We shouldn’t miss that medicine played a role in Turing’s mistreatment. As I’ve written, identifying and categorizing psychiatric disorders is notoriously controversial, especially using the healing view, which will be more likely to medicalize behaviours by appealing to value judgments:
This is represented most infamously by the categorization of homosexuality as a mental disorder. After years of pushback from the gay rights community, the American Psychiatric Association dropped homosexuality from the DSM, not because of any empirical or scientific change, but because the normative landscape shifted.
We can’t lose sight of these mistakes, but we shouldn’t conclude that moral therapy is always unethical. Doing so would miss its positive aspects: it can prevent sexual abuse and infidelity, help people live better lives by making them less obsessed with sex, and turn a white supremacist into someone who says that “Love is the most important thing.”
This seems like a case where it might be wise to start with an ethical assessment of purely voluntary uses of medicine for moral enhancement (no financial or judicial inducements or penalties involved). Then consider partially voluntary cases (e.g.- use of a treatment modality in exchange for a reduced sentence length). Then consider wholly involuntary uses.
I'd say a similar order should apply with clinical trials.
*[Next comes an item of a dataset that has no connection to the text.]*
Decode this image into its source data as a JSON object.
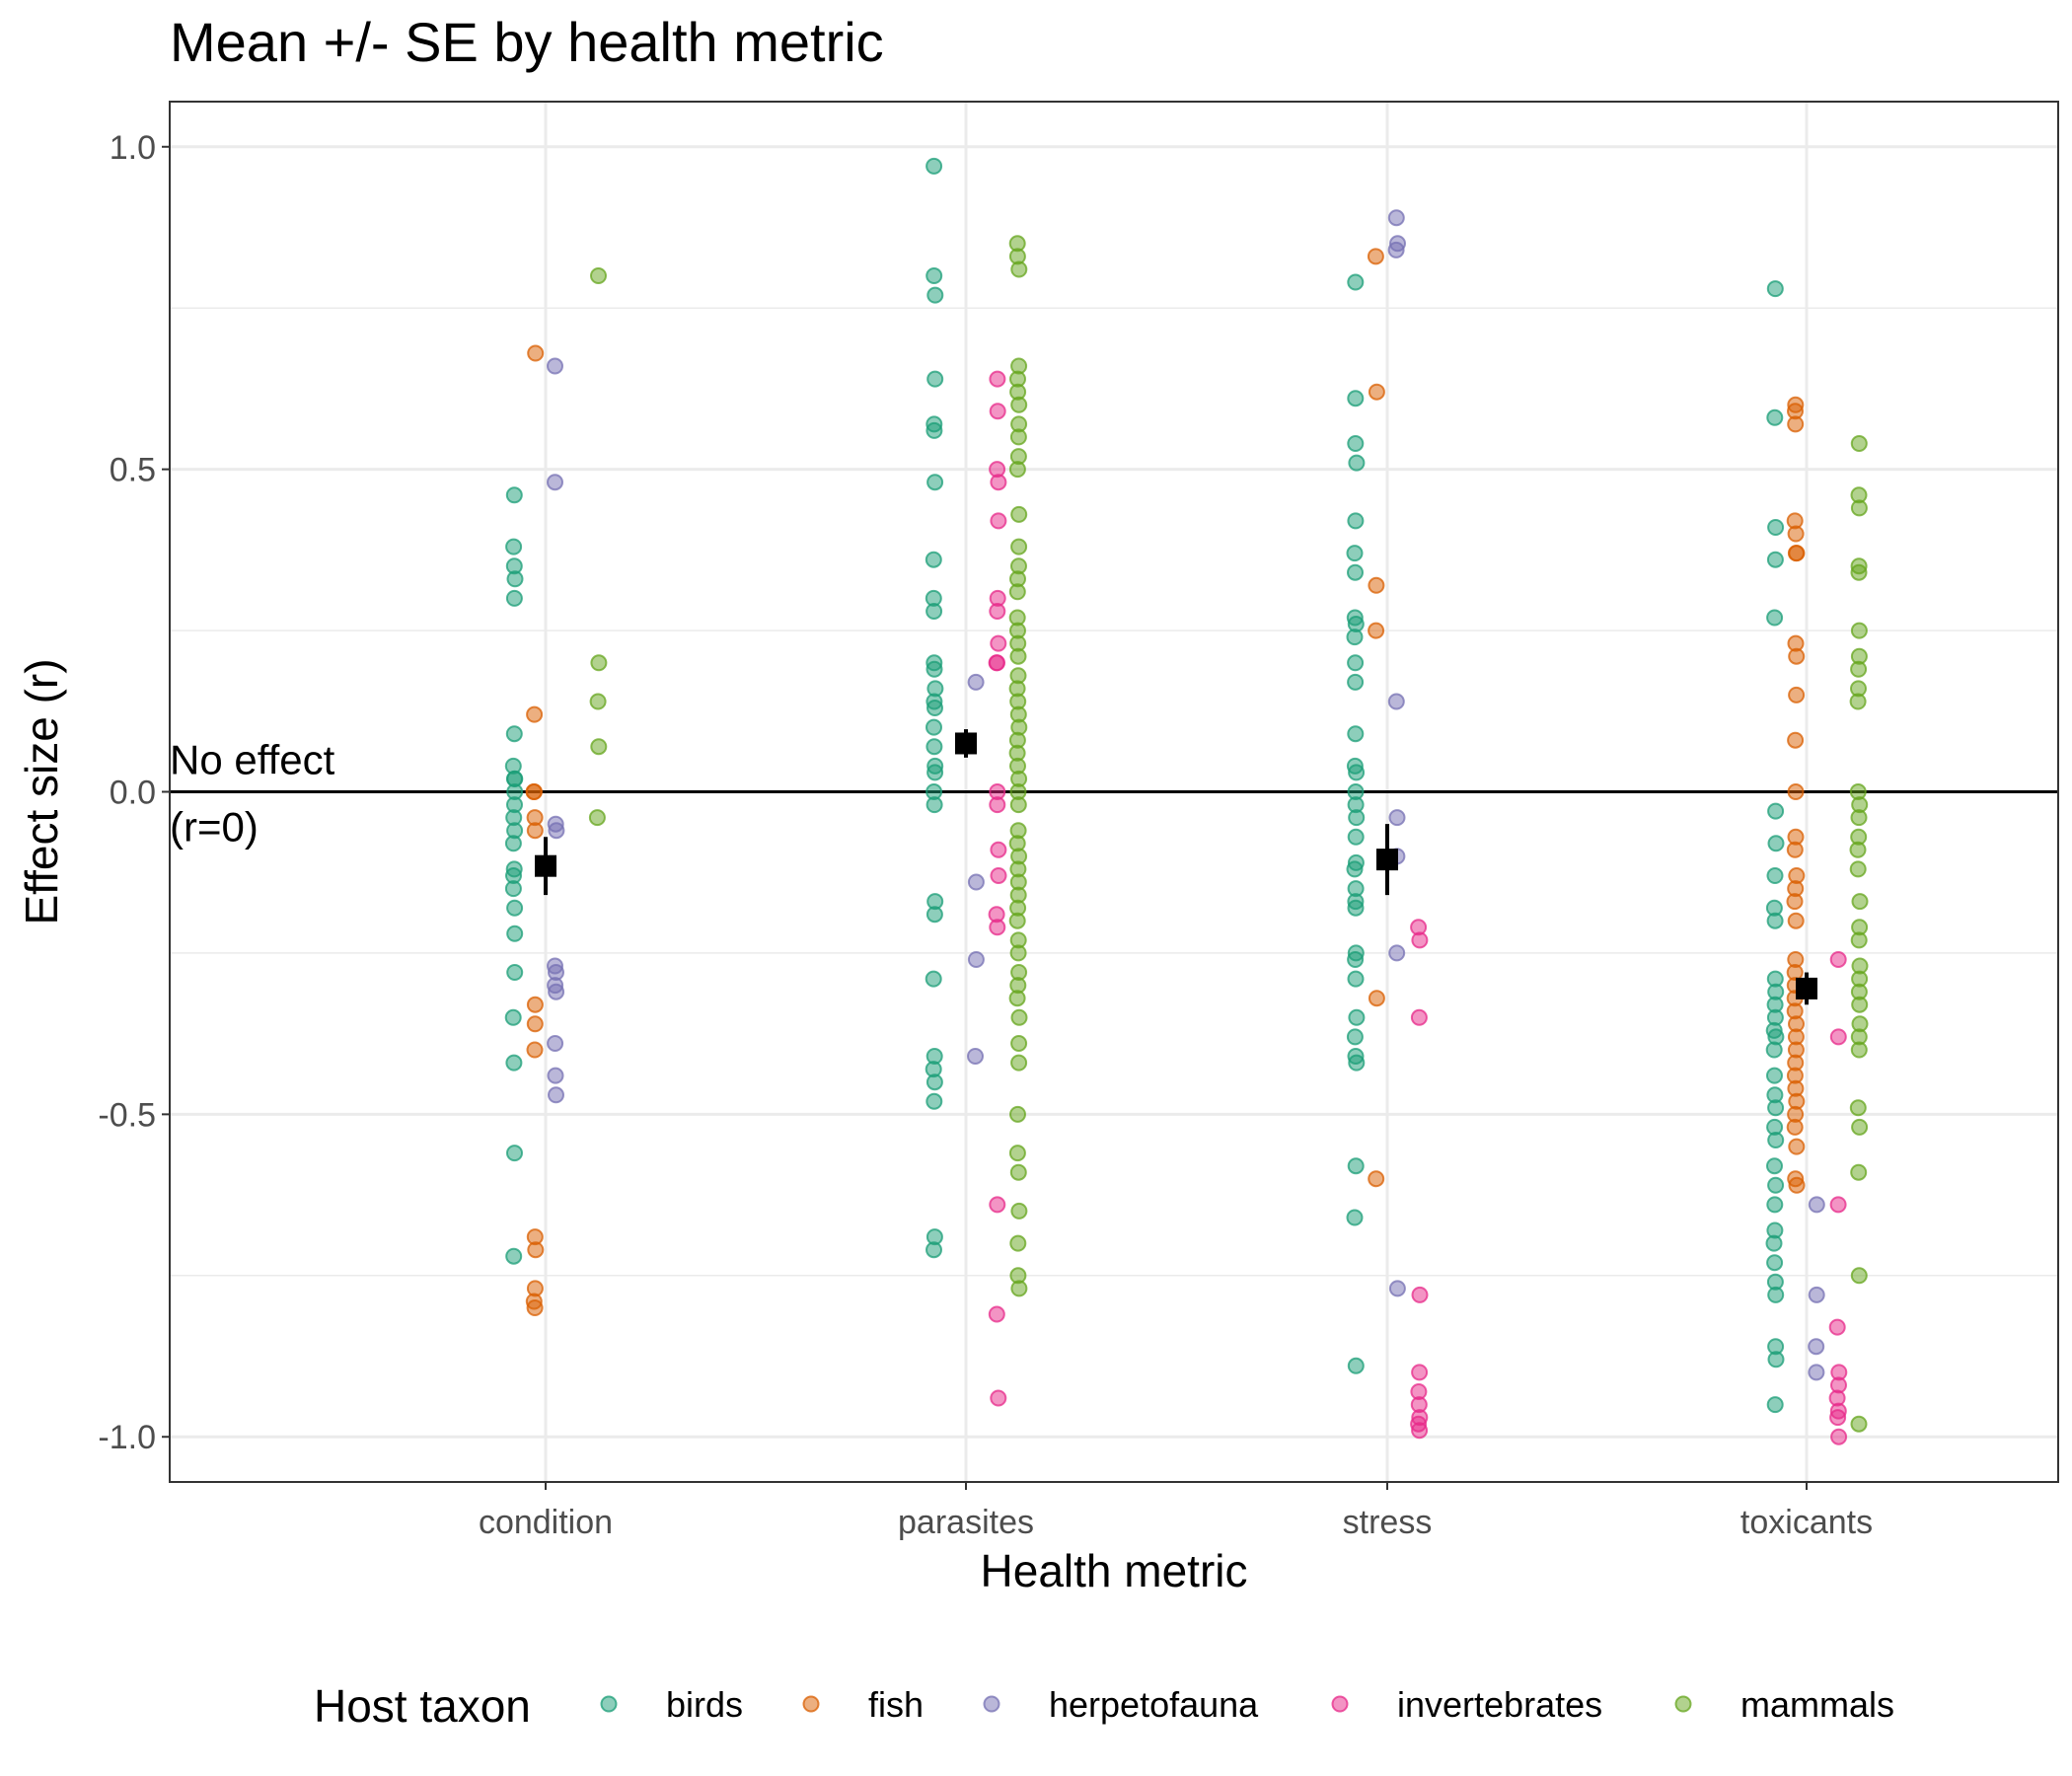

I'd say we should try MDMA in purely voluntary settings as 'moral therapy' and establish its credentials- e.g. with people who want help with anger management- before using it involuntary settings. If trials in prisoners are desired, they should be strictly separated out from parole hearings, probation etc.
It also seems to me that there's a substantial ethical difference between, say, chemical castration and MDMA, in that MDMA in this case enhances a person's capacities and flourishing, whereas chemical castration removes capacities- it may enhance flourishing overall, but only at the cost of valued capacities. Castration seems much more problematic.